We hypothesise that the findings may reflect the difference between our preferences for masculinity and femininity. Both traits seem important in partner choice, but studies show that there is an optimum preferred level of masculinity. This is because masculinity also has negative connotations such as aggression, poor cooperation, and poor parenting – not ideal traits in a romantic partner.

BM-Darwine-smInterestingly, there are no studies suggesting that there is an optimum level of femininity. These findings suggest that our evolved biological preferences (for differential levels of masculinity and femininity) have potentially shaped the design of the fragrances which we use – female fragrances can be as feminine as they like without penalty, but no one wants an extremely masculine deodorant.

Further down, Allen must feel a bit of embarrassment at her suggestion that evolution linked body odor to cooperation. What does that mean? Do women smell armpits to size up a guy? She writes shyly, “While these findings are intriguing, they only represent one study and must be interpreted cautiously until we have further evidence.” Maybe she should have waited before writing this up, then.

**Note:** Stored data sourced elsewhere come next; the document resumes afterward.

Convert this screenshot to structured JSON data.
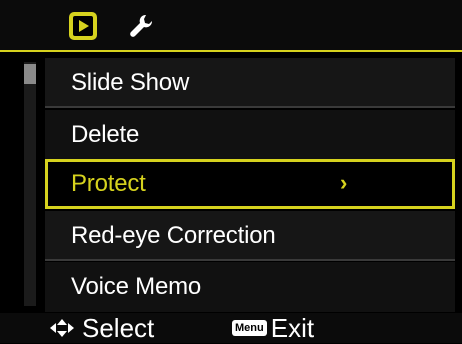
{
  "tabs": [
    {
      "icon": "playback-icon",
      "active": true
    },
    {
      "icon": "wrench-icon",
      "active": false
    }
  ],
  "accent_color": "#d6d21e",
  "menu": {
    "items": [
      {
        "label": "Slide Show"
      },
      {
        "label": "Delete"
      },
      {
        "label": "Protect",
        "selected": true,
        "submenu_indicator": "›"
      },
      {
        "label": "Red-eye Correction"
      },
      {
        "label": "Voice Memo"
      }
    ]
  },
  "footer": {
    "select_icon": "four-way-arrows-icon",
    "select_label": "Select",
    "menu_key": "Menu",
    "exit_label": "Exit"
  }
}
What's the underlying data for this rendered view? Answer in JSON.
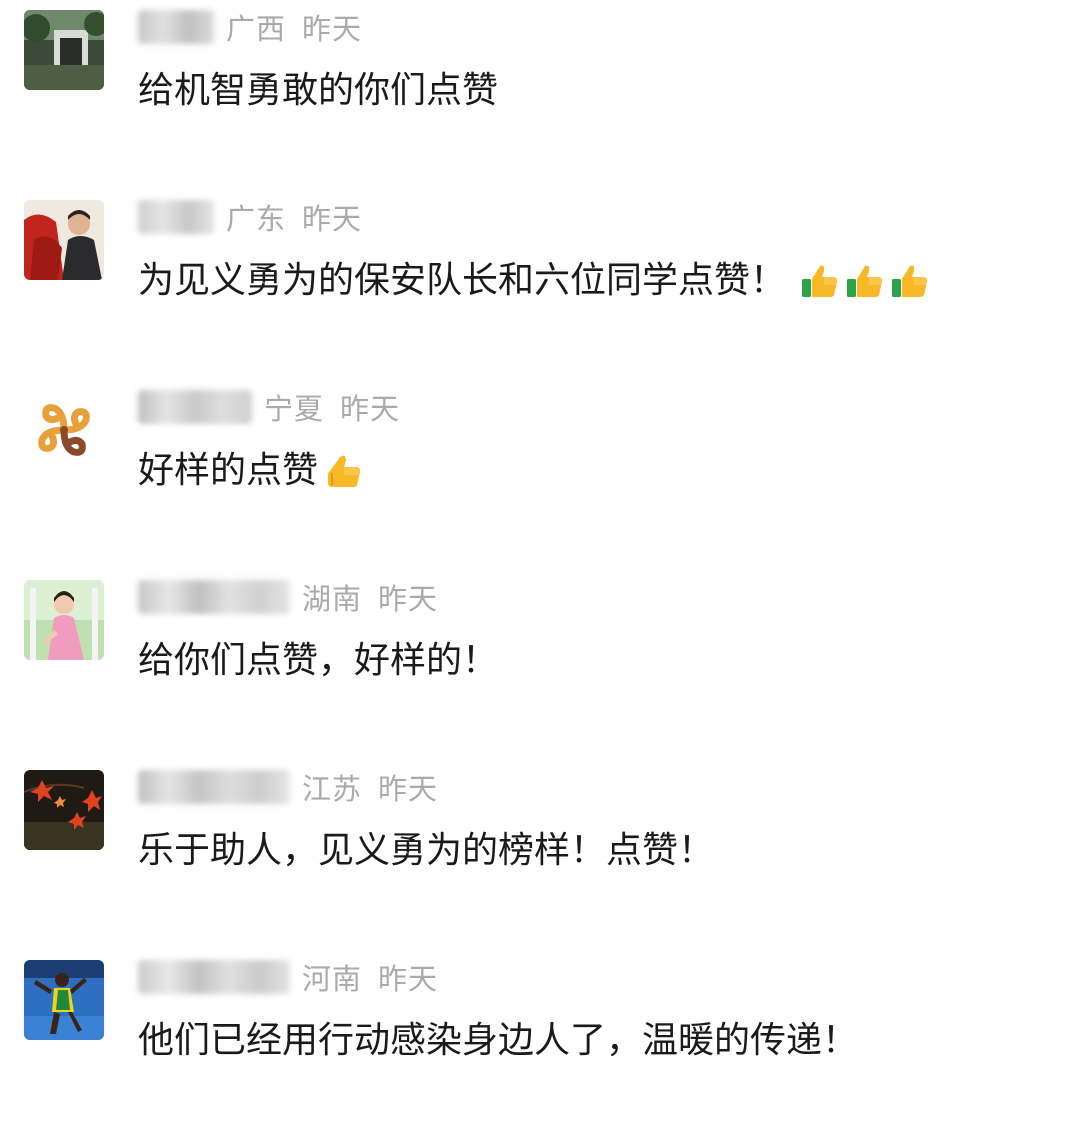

Thank your intelligent mother for your big brain (PNAS). Does the National Academy of Sciences really want to put its stamp of approval on Holly Dunsworth’s story? This sociologist from the U of Rhode Island repeats a hypothesis by Piantadosi and Kidd who could not possibly know their “scenario” is true. It goes like this: “This type of ‘runaway’ selection would have occurred if natural selection for big, intelligent adult brains meant that hominin babies were born with relatively small brains and, because this diminished brain size rendered them more dependent, they benefited from the care of intelligent, big-brained hominin parents who had even smaller brained babies, and so on.” Yes, as Darwin would say, “if” (and what a big “if”). Her ending paragraph is so Darwin-saturated she can’t even see how it undermines her profession of epistemic modesty:

Given the large literature dedicated to the territory covered here, Piantadosi and Kidd’s powerful scenario is probably too simple to depict the complex evolutionary processes that brought us big brains, intelligence, and costly babies. Regardless, their research underscores the importance of child-rearing in the evolution of humankind, an importance that is often overlooked. Likewise, the work that goes into raising children is woefully undervalued both socially and economically in the United States. It is unlikely that an evolutionary appreciation for childcare will lead to massive culture and societal change, but such change may arise by a slow and gradual process.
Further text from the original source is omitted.